The focus on climate change in the first set of interviews also highlighted the greater compromises Mr. Obama made between competing priorities. For example, the transcripts reveal how, early in his term in office in 2009, he delayed major health care legislative action on climate change, perhaps a doomsday scenario for the drastic measure he would eventually advocate.

At one point, when he was expending all his influence to pass the Affordable Care Act, he ruefully explained his priorities to Mr. Chu. “Look, I know I said energy and healthcare, but next year,” he said. “Energy is next.”

“With Obama, I was just so absolutely hopeful,” recalls Carol M. Browner, his White House Coordinator for Energy and Climate Change Policy. “I just felt like we’re finally here on climate change. And we were. Then the Senate would never consider the bill.”

Mr. Chu, who viewed Mr. Obama as “an extraordinary president” for putting aside personal politics, nevertheless expressed the disappointment of many of his allies that he did not try harder to pressure Congress. In his oral history interview, Mr. Chu compared Mr. Obama to President Lyndon B. Johnson, who was known for empowering lawmakers in passing landmark civil rights bills and the Great Society anti-poverty program.

“He was less connected to Congress than I had hoped,” Mr. Chu said. At some point in 2012, he recalled asking Obama if he had seen Steven Spielberg’s movie “Lincoln,” which recounted the moral compromises made to pass the 13th Amendment that abolished slavery. “Now I’m not asking President Obama to do immoral things,” said Mr. Chu. “But to shake off and use the power of the presidency to really garner votes was something I wish he had done more of. He was too much of a gentleman, too distant about it.

After his re-election in 2012, Obama again pledged to save the planet from ecological destruction. “Obama clearly came into the second term ready to rock and roll on climate change,” said Todd Stern, his special envoy for climate change at the State Department, speaking to Columbia interviewers about the rocky road to climate change. Paris Climate Agreement signed in 2015. “Obama come in like gangbusters.”

Obama’s successor, President Donald J. Trump, subsequently pulled the United States out of the Paris accord, but President Biden has rejoined the accord.

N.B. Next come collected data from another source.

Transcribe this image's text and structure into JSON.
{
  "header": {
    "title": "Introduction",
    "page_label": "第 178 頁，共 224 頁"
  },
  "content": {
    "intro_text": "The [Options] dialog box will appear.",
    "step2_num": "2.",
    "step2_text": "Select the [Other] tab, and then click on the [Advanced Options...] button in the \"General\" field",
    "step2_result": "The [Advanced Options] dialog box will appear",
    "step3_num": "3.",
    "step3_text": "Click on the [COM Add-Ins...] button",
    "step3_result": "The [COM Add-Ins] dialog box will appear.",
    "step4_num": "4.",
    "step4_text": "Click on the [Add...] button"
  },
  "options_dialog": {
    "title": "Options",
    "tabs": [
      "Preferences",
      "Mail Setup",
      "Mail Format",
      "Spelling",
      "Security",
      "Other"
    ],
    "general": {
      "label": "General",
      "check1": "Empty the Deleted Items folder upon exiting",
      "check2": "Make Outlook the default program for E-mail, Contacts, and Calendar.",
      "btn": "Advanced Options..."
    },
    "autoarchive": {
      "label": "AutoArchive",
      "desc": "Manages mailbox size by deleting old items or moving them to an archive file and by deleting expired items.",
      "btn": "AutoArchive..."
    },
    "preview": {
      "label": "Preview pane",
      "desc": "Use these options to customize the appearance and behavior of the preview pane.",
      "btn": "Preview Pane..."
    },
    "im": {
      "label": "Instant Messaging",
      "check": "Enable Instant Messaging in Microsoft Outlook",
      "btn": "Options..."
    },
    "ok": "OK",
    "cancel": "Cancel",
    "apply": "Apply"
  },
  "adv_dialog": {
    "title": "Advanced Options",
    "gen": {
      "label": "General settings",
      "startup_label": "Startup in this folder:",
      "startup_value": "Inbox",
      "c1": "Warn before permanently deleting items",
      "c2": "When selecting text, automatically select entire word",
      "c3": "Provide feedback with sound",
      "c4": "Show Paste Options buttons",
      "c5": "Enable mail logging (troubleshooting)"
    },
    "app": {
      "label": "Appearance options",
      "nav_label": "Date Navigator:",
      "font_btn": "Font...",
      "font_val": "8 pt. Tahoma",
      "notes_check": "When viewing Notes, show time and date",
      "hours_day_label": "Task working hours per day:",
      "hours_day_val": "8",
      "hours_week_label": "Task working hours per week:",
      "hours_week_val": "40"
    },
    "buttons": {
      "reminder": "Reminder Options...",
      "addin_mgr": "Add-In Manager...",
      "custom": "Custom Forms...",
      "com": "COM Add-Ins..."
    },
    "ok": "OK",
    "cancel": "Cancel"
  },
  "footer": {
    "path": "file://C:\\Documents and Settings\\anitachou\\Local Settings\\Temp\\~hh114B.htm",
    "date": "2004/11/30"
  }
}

Oral history organizers also interviewed those who were dissatisfied with Mr. Obama, such as Bill McKibben, a longtime environmentalist and writer who helped found 350.org, a grassroots global organization.

“My impatience with Mr. Obama and many others on this front is that I think they tended to group it,” by which they mean climate change, “with other issues that they faced and thought about in the same way they think about other things thought, like an item on a checklist,” he said.

“No matter how much I loved him,” Mr. McKibben added, “it was very clear that on a deep level he couldn’t care less about all these things and wasn’t willing to sacrifice – suffer political pain to the problem.”

But his advisers insisted Mr. Obama did care and said he regretted his early failures. Just before going to the East Room of the White House in 2015 to announce his Clean Power Plan, which placed limits on carbon emissions from power plants, he told Gina McCarthy, his chief of the Environmental Protection Agency and later the United States’ climate adviser. Mr Biden that he was determined to take action in the interests of his two daughters.

“I promised to do something about the climate,” he told her. “I didn’t get it delivered in my first term. And this is so meaningful.”